At Dream Storage, our primary focus revolves around ensuring the certainty of closing and underwriting deals using realistic debt assumptions. Furthermore, given the volatility observed in the lending market, we prioritize securing loans with longer terms and investing in properties capable of delivering strong returns throughout the entire loan lifecycle. Simultaneously, we actively explore future refinance opportunities that can further enhance those returns.

With the recent announcement by the Federal Reserve to pause rate hikes, there are two distinct perspectives among market participants. The first perspective posits that numerous sellers may perceive this pause as an indication that we are nearing the peak of rate hikes. Consequently, those who are not compelled to sell immediately may choose to wait for a year or two, hoping for a decline in interest rates that could lead to higher sales prices.
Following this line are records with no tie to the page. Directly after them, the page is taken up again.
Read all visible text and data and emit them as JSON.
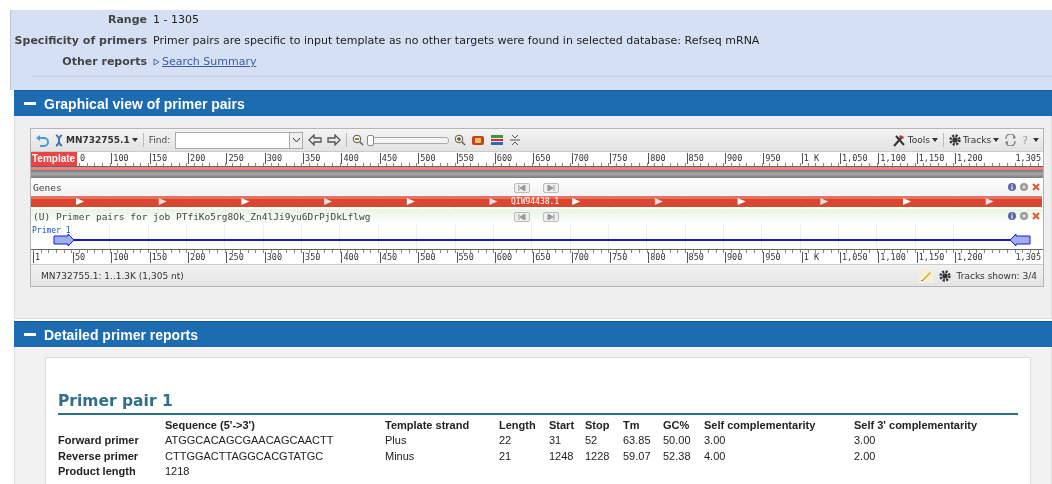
{
  "summary": {
    "rows": [
      {
        "kind": "text",
        "label": "Range",
        "value": "1 - 1305"
      },
      {
        "kind": "text",
        "label": "Specificity of primers",
        "value": "Primer pairs are specific to input template as no other targets were found in selected database: Refseq mRNA"
      },
      {
        "kind": "link",
        "label": "Other reports",
        "value": "Search Summary"
      }
    ]
  },
  "graphical_view": {
    "title": "Graphical view of primer pairs",
    "toolbar": {
      "sequence_menu": "MN732755.1",
      "find_label": "Find:",
      "zoom_slider": {
        "level": 0
      },
      "tools_menu": "Tools",
      "tracks_menu": "Tracks",
      "help_menu": "?"
    },
    "top_ruler": {
      "label": "Template",
      "ticks": [
        "0",
        "100",
        "150",
        "200",
        "250",
        "300",
        "350",
        "400",
        "450",
        "500",
        "550",
        "600",
        "650",
        "700",
        "750",
        "800",
        "850",
        "900",
        "950",
        "1 K",
        "1,050",
        "1,100",
        "1,150",
        "1,200",
        "1,305"
      ]
    },
    "tracks": [
      {
        "kind": "genes",
        "title": "Genes",
        "feature": "QIW94438.1"
      },
      {
        "kind": "primers",
        "title": "(U) Primer pairs for job PTfiKo5rg8Ok_Zn4lJi9yu6DrPjDkLflwg",
        "feature": "Primer 1"
      }
    ],
    "bottom_ruler": {
      "ticks": [
        "1",
        "50",
        "100",
        "150",
        "200",
        "250",
        "300",
        "350",
        "400",
        "450",
        "500",
        "550",
        "600",
        "650",
        "700",
        "750",
        "800",
        "850",
        "900",
        "950",
        "1 K",
        "1,050",
        "1,100",
        "1,150",
        "1,200",
        "1,305"
      ]
    },
    "status": "MN732755.1: 1..1.3K (1,305 nt)",
    "tracks_shown": "Tracks shown: 3/4"
  },
  "detailed_reports": {
    "title": "Detailed primer reports",
    "primer_pair": {
      "title": "Primer pair 1",
      "columns": [
        "Sequence (5'->3')",
        "Template strand",
        "Length",
        "Start",
        "Stop",
        "Tm",
        "GC%",
        "Self complementarity",
        "Self 3' complementarity"
      ],
      "rows": [
        {
          "label": "Forward primer",
          "cells": [
            "ATGGCACAGCGAACAGCAACTT",
            "Plus",
            "22",
            "31",
            "52",
            "63.85",
            "50.00",
            "3.00",
            "3.00"
          ]
        },
        {
          "label": "Reverse primer",
          "cells": [
            "CTTGGACTTAGGCACGTATGC",
            "Minus",
            "21",
            "1248",
            "1228",
            "59.07",
            "52.38",
            "4.00",
            "2.00"
          ]
        },
        {
          "label": "Product length",
          "cells": [
            "1218"
          ]
        }
      ]
    }
  }
}
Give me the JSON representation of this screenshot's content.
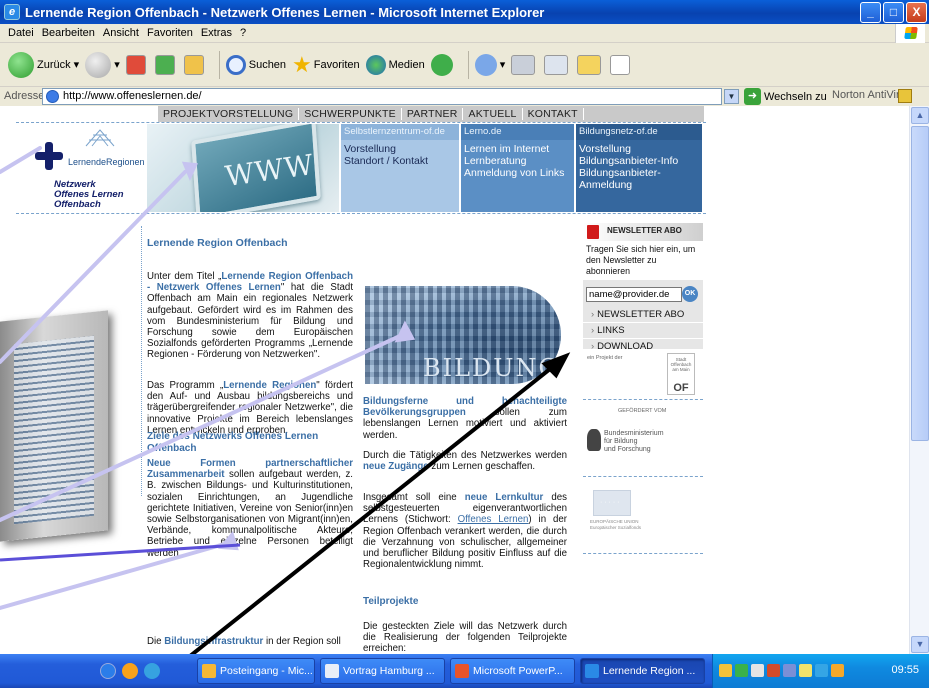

Conversely, the second perspective suggests that many sellers might view this pause in rate hikes as an opportune moment to list their properties. They aim to transact before the next inevitable rate hike, which would likely reduce their potential sales price and shrink the pool of potential buyers.

Numerous brokers within the capital markets sector have reported a significant increase in requests of “Broker Opinion of Value” or “BOV” assessments. Consequently, both brokers and buyers maintain a positive outlook, anticipating a surge in market activity over the next 12 to 18 months as numerous sellers continue to express their eagerness to sell their storage facilities.

Dream Storage’s Outlook

Despite facing market headwinds, we continue to underwrite numerous on-market and off-market acquisition opportunities. Our commitment involves consistently presenting innovative terms to sellers to enhance the appeal of our offers while simultaneously maximizing potential returns for investors. We maintain ongoing communication with our broker and lender network to ensure our prominence in potential transactions while staying closely attuned to market dynamics.

We hope to present you with our next investment opportunity in the near future.